金融庁が、①金融機関が独自リスクで融資契約をしているか否か、報告を求めるという記事です。
https://www.nikkei.com/article/DGXMZO59587880W0A520C2EE9000/
合わせて、②地域金融機関への公的資金注入の条件を緩和するという記事もでています。
https://www.nikkei.com/article/DGXMZO59587880W0A520C2EE9000/
新型コロナ禍における経済危機を如何にして食い止めるか、事業活動の血流である「お金」の流れを止めないために、金融機関に頑張ってもらいたいということなのでしょう。
2020年3月期の決算では7割近くが前期比減益・赤字となっており、低金利政策と倒産等による不良債権の増加は、更なるダメージを与える可能性が高く、厳しいい経営を余儀なくされているとは事実であり、早い段階で②の対策を示したのでしょう。
しかし、①のテーマに関しては、今更というか、これまでの指導要領は何だったのか…と不思議に思います。
ここ数年、金融庁は「日本型金融排除(2016年に金融庁が示した言葉)」が発生していることが問題であり、改善するために、企業の事業性を正しく評価、併せて、無担保無保証の融資を推進すべきと指導してきたはずです。
その一環として、金融機関に「事業性評価」シートなるものを作成させ融資運営に適用すべきものとし、金融仲介機能のベンチマークにも盛り込み、運用状態を都度報告、開示させていたはずです。

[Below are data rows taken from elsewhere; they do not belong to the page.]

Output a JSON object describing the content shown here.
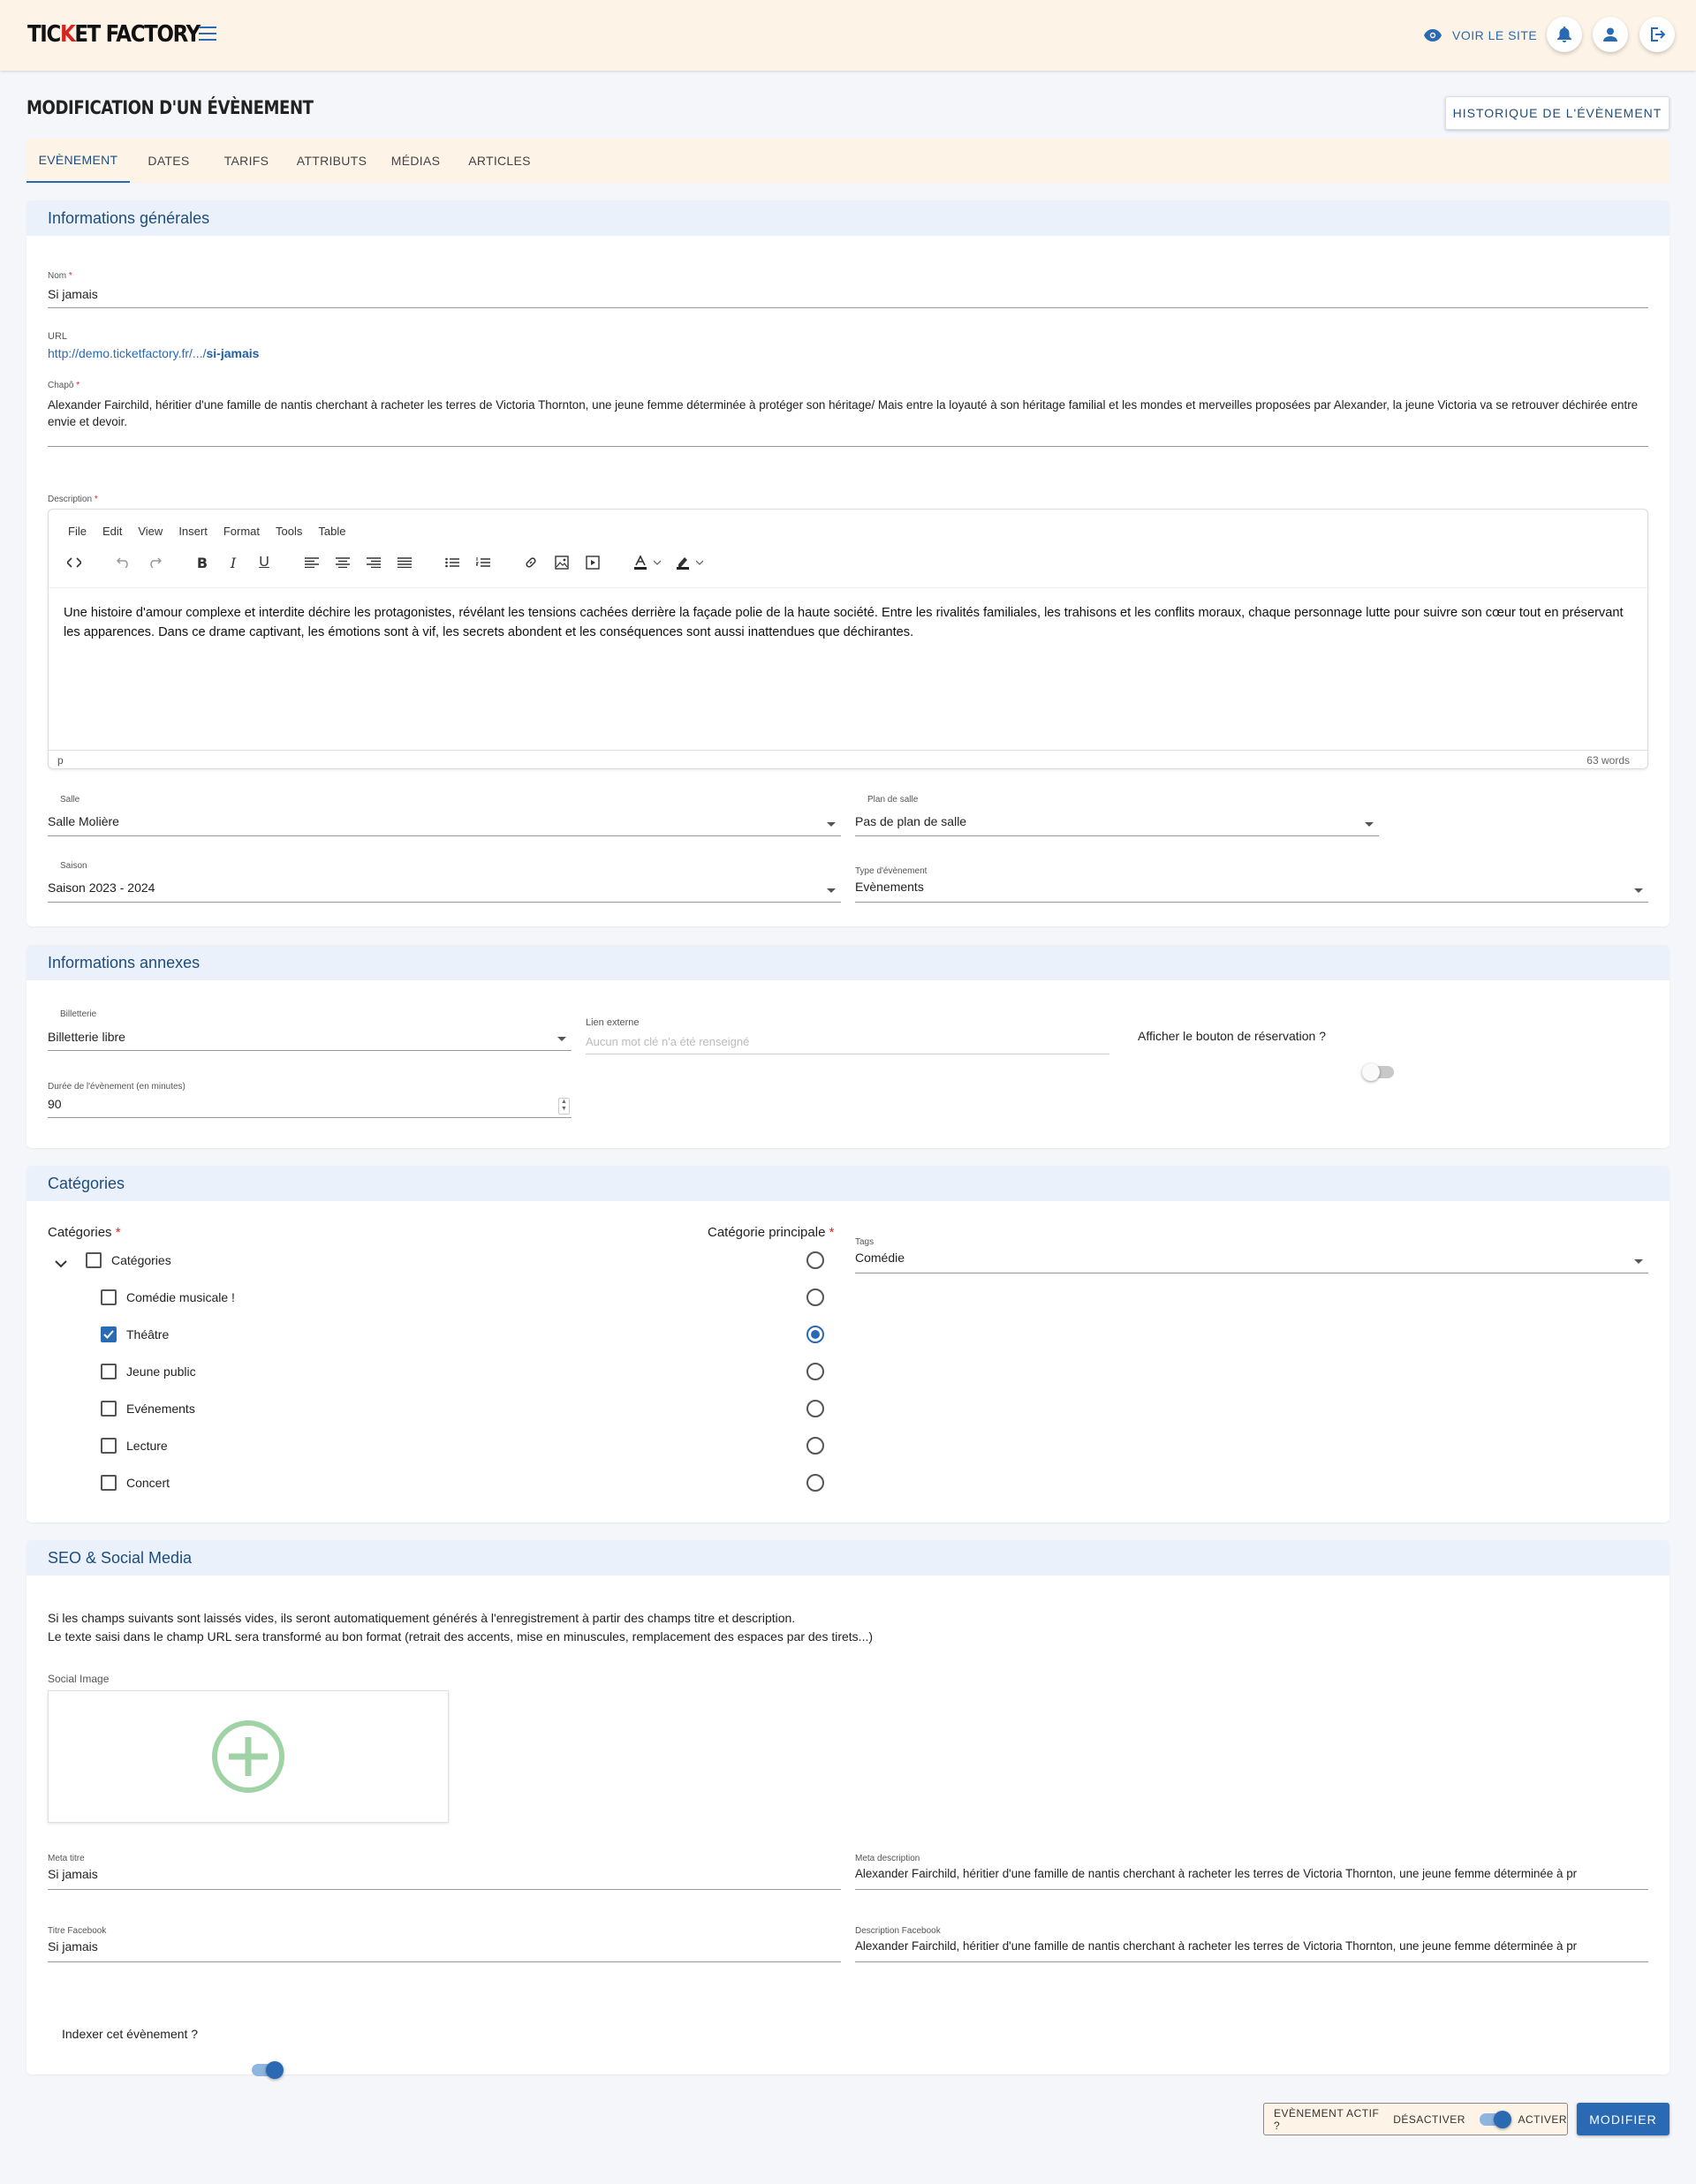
{
  "header": {
    "logo_pre": "TIC",
    "logo_red": "K",
    "logo_post": "ET FACTORY",
    "voir_site": "VOIR LE SITE"
  },
  "page": {
    "title": "MODIFICATION D'UN ÉVÈNEMENT",
    "history_button": "HISTORIQUE DE L'ÉVÈNEMENT"
  },
  "tabs": [
    {
      "label": "EVÈNEMENT"
    },
    {
      "label": "DATES"
    },
    {
      "label": "TARIFS"
    },
    {
      "label": "ATTRIBUTS"
    },
    {
      "label": "MÉDIAS"
    },
    {
      "label": "ARTICLES"
    }
  ],
  "general": {
    "title": "Informations générales",
    "nom_label": "Nom",
    "nom_value": "Si jamais",
    "url_label": "URL",
    "url_prefix": "http://demo.ticketfactory.fr/.../",
    "url_slug": "si-jamais",
    "chapo_label": "Chapô",
    "chapo_value": "Alexander Fairchild, héritier d'une famille de nantis cherchant à racheter les terres de Victoria Thornton, une jeune femme déterminée à protéger son héritage/ Mais entre la loyauté à son héritage familial et les mondes et merveilles proposées par Alexander, la jeune Victoria va se retrouver déchirée entre envie et devoir.",
    "description_label": "Description",
    "editor_menu": [
      "File",
      "Edit",
      "View",
      "Insert",
      "Format",
      "Tools",
      "Table"
    ],
    "description_text": "Une histoire d'amour complexe et interdite déchire les protagonistes, révélant les tensions cachées derrière la façade polie de la haute société. Entre les rivalités familiales, les trahisons et les conflits moraux, chaque personnage lutte pour suivre son cœur tout en préservant les apparences. Dans ce drame captivant, les émotions sont à vif, les secrets abondent et les conséquences sont aussi inattendues que déchirantes.",
    "editor_path": "p",
    "word_count": "63 words",
    "salle_label": "Salle",
    "salle_value": "Salle Molière",
    "plan_label": "Plan de salle",
    "plan_value": "Pas de plan de salle",
    "saison_label": "Saison",
    "saison_value": "Saison 2023 - 2024",
    "type_label": "Type d'évènement",
    "type_value": "Evènements"
  },
  "annexes": {
    "title": "Informations annexes",
    "billetterie_label": "Billetterie",
    "billetterie_value": "Billetterie libre",
    "lien_label": "Lien externe",
    "lien_placeholder": "Aucun mot clé n'a été renseigné",
    "reservation_label": "Afficher le bouton de réservation ?",
    "duree_label": "Durée de l'évènement (en minutes)",
    "duree_value": "90"
  },
  "categories": {
    "title": "Catégories",
    "cat_label": "Catégories",
    "main_label": "Catégorie principale",
    "root_label": "Catégories",
    "items": [
      {
        "label": "Comédie musicale !",
        "checked": false,
        "main": false
      },
      {
        "label": "Théâtre",
        "checked": true,
        "main": true
      },
      {
        "label": "Jeune public",
        "checked": false,
        "main": false
      },
      {
        "label": "Evénements",
        "checked": false,
        "main": false
      },
      {
        "label": "Lecture",
        "checked": false,
        "main": false
      },
      {
        "label": "Concert",
        "checked": false,
        "main": false
      }
    ],
    "tags_label": "Tags",
    "tags_value": "Comédie"
  },
  "seo": {
    "title": "SEO & Social Media",
    "info_line1": "Si les champs suivants sont laissés vides, ils seront automatiquement générés à l'enregistrement à partir des champs titre et description.",
    "info_line2": "Le texte saisi dans le champ URL sera transformé au bon format (retrait des accents, mise en minuscules, remplacement des espaces par des tirets...)",
    "social_label": "Social Image",
    "meta_titre_label": "Meta titre",
    "meta_titre_value": "Si jamais",
    "meta_desc_label": "Meta description",
    "meta_desc_value": "Alexander Fairchild, héritier d'une famille de nantis cherchant à racheter les terres de Victoria Thornton, une jeune femme déterminée à pr",
    "fb_titre_label": "Titre Facebook",
    "fb_titre_value": "Si jamais",
    "fb_desc_label": "Description Facebook",
    "fb_desc_value": "Alexander Fairchild, héritier d'une famille de nantis cherchant à racheter les terres de Victoria Thornton, une jeune femme déterminée à pr",
    "index_label": "Indexer cet évènement ?"
  },
  "footer": {
    "actif_label": "EVÈNEMENT ACTIF ?",
    "desactiver": "DÉSACTIVER",
    "activer": "ACTIVER",
    "modifier": "MODIFIER"
  },
  "colors": {
    "accent": "#2a6ab5",
    "header_bg": "#fdf3e6",
    "brand_red": "#d9231e",
    "add_green": "#9fd3a6"
  }
}
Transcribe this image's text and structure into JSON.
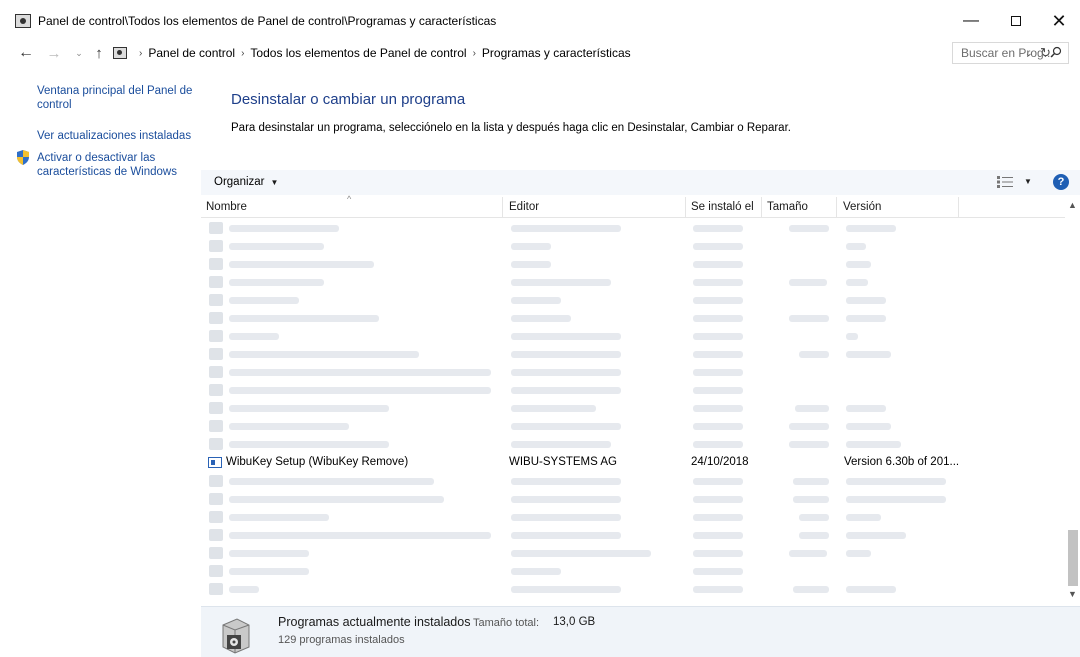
{
  "window": {
    "title": "Panel de control\\Todos los elementos de Panel de control\\Programas y características",
    "minimize_glyph": "—",
    "close_glyph": "✕"
  },
  "nav": {
    "back_glyph": "←",
    "forward_glyph": "→",
    "recent_glyph": "⌄",
    "up_glyph": "↑"
  },
  "address": {
    "crumbs": [
      "Panel de control",
      "Todos los elementos de Panel de control",
      "Programas y características"
    ],
    "separator": "›",
    "dropdown_glyph": "⌄",
    "refresh_glyph": "↻"
  },
  "search": {
    "placeholder": "Buscar en Prog...",
    "icon": "search-icon"
  },
  "sidebar": {
    "items": [
      {
        "label": "Ventana principal del Panel de control"
      },
      {
        "label": "Ver actualizaciones instaladas"
      },
      {
        "label": "Activar o desactivar las características de Windows",
        "icon": "shield-icon"
      }
    ]
  },
  "main": {
    "heading": "Desinstalar o cambiar un programa",
    "description": "Para desinstalar un programa, selecciónelo en la lista y después haga clic en Desinstalar, Cambiar o Reparar."
  },
  "toolbar": {
    "organize_label": "Organizar",
    "dropdown_glyph": "▼",
    "help_label": "?"
  },
  "list": {
    "columns": [
      "Nombre",
      "Editor",
      "Se instaló el",
      "Tamaño",
      "Versión"
    ],
    "sort_glyph": "^",
    "visible_row": {
      "name": "WibuKey Setup (WibuKey Remove)",
      "editor": "WIBU-SYSTEMS AG",
      "installed": "24/10/2018",
      "size": "",
      "version": "Version 6.30b of 201..."
    }
  },
  "scrollbar": {
    "up_glyph": "▲",
    "down_glyph": "▼"
  },
  "details": {
    "title": "Programas actualmente instalados",
    "size_label": "Tamaño total:",
    "size_value": "13,0 GB",
    "count": "129 programas instalados"
  },
  "colors": {
    "link": "#1a4d9c",
    "heading": "#1e3f8a",
    "toolbar_bg": "#f4f7fb",
    "details_bg": "#f0f4f9",
    "help": "#1f5fb4"
  }
}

しかし、最近は、金融庁長官が変わったことなのか否か分かりませんが、これまでの取り組みについては重要視されず、デジタルトランスフォーメーション=DXへの対応等、デジタル社会におけるIT対応を重要視する方向にシフトしていた気がします。
100年に1度といわれる、パンデミックによる世界的危機が発生していなければ、新たな、取り組みは重要であったとも思いますが、危機対応という観点からは、「事業性評価による総合的な企業支援」という取組みを継続・強化していれば、改めて指導するものでも無いように思うのは自分だけでしょうか。
お役所も、TOPが交代し、方針が変わることで指導方針を変えることはありますが、本質については、維持継続・改善しながら効果を高めていくことが、必要ではなかったのかと思います。
以前からもそうでしたが、「信用保証協会の保証」があれば融資をするというより、どうすれば信用保証を認めてもらうことができるかという風潮があり、自前でリスクをとる=企業を正しく評価するという取り組みは殆ど重要視されていなかったのが事実です。今回の緊急事態では、特に、その傾向が強く表れており、今の経営者としては、敢て、将来のリスクを取るという判断を下すことはしないのでしょう。
最近でも、メガバンクも含め、資金繰りに困っていても保証協会の保証付きでない案件は採り上げないという話をよく耳にしますので、現在も変わっていないということでしょうか。
2020年5月1日のブログ「金融庁による調査結果の記事ですが…」でも指摘しましたが、こういう時こそ、金融機関が独自の目線で融資債権の内容を見極め、適切に対処できる判断基準と取組方針をいち早く打ち出し、内部留保を効果的に活用しながら2~3年後の経営の姿を考え直し、真の意味で「顧客目線」で経営する必要があるのではないでしょうか。